Sin embargo, el tono positivo del Debate sobre el estado de la UE 2021 no ha podido ni querido ocultar las dificultades y las carencias que están sobre la mesa.

En primer lugar, quedan por delante debates críticos para el futuro de la política económica sobre cuándo y cómo recuperar una senda de consolidación fiscal, si y en qué medida modificar el Pacto de Estabilidad y Crecimiento y hasta qué punto los instrumentos creados al hilo de la crisis serán permanentes (caso del NextGenerationEU) y conducirán a un Tesoro Europeo (deuda e impuestos comunitarios).

En segundo lugar, tendrá que despejarse la incógnita de si las enseñanzas de la Covid-19 conducirán a una verdadera Unión Europea de la Salud (por la que ha apostado Von der Leyen), adoptando decisiones a Tratado de la UE constante o modificándolo parta atribuir más competencias en ese campo a Bruselas.

En tercer lugar, será preciso seguir afrontando la división interna protagonizada por gobiernos euroescépticos cuya idea de los valores europeos, el estado de derecho y la división de poderes está cada vez más lejos de la visión de la gran mayoría, asunto en el que la Comisión Europea está actuando de manera extraordinariamente firme y eficaz (con diálogo y decisión, en palabras de su presidenta durante el Debate), con un papel sobresaliente del Tribunal de Justicia de la UE.

En cuarto lugar, será necesario verificar la voluntad política para traducir en actuaciones concretas la autonomía estratégica europea proclamada como concepto y objetivo, al calor de situaciones como la de Afganistán: ¿es viable, por ejemplo, contar a corto plazo con esa fuerza militar europea de reacción rápida propuesta por el Alto Representante, Josep Borrell?

Si la toma de decisiones sigue a buen ritmo y además se abre la perspectiva de una reforma constitucional de la UE (por ambas vías, en temas como el refuerzo del concepto y los derechos de ciudadanía europea, la extensión de la mayoría cualificada y el procedimiento legislativo, la atribución de más competencias, el perfeccionamiento de la unión económica  y la definición de una Europa social), se estará respondiendo a lo que indican todos los sondeos: el aumento de la confianza de los europeos en el proyecto común y el apoyo a su profundización política.

En ese sentido, las elecciones en Alemania y en Francia serán determinantes. 

Como relevantes serán, en otro nivel, las próximas presidencias semestrales del Consejo de la Unión.
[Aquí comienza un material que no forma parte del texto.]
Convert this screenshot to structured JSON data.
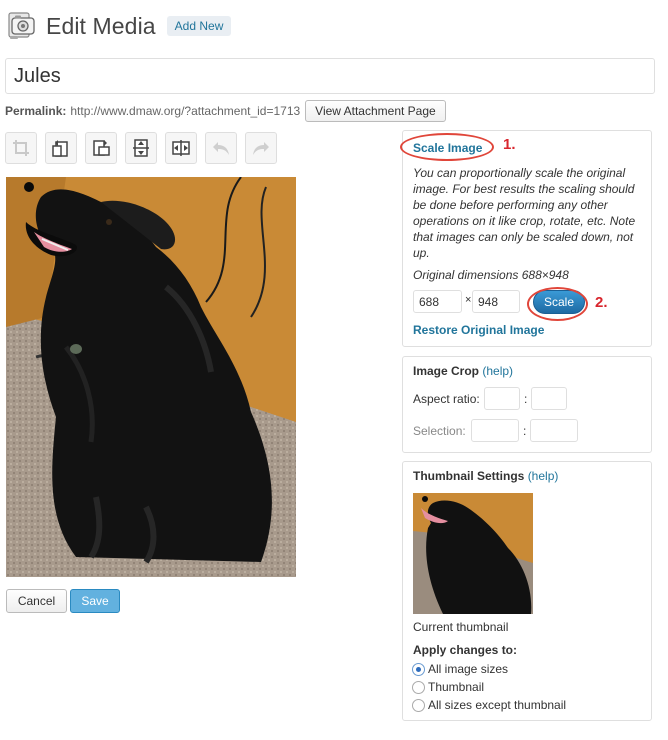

Entre ellas, la francesa (primer semestre de 2022) y la española (segundo semestre de 2023, casi justo antes de las euroelecciones de 2024).

Se trata de hacer que el “alma fuerte” de Europa citada por Von der Leyen siga plasmándose en decisiones percibidas por la ciudadanía útil para sus vidas, garantizando antes que nada la derrota del virus y una recuperación económica creadora de empleo, socialmente inclusiva, sostenible, verde, digital y reindustrializadora a través de un amplio consenso político.

 

Carlos Carnero, Senior Advisor de Vinces.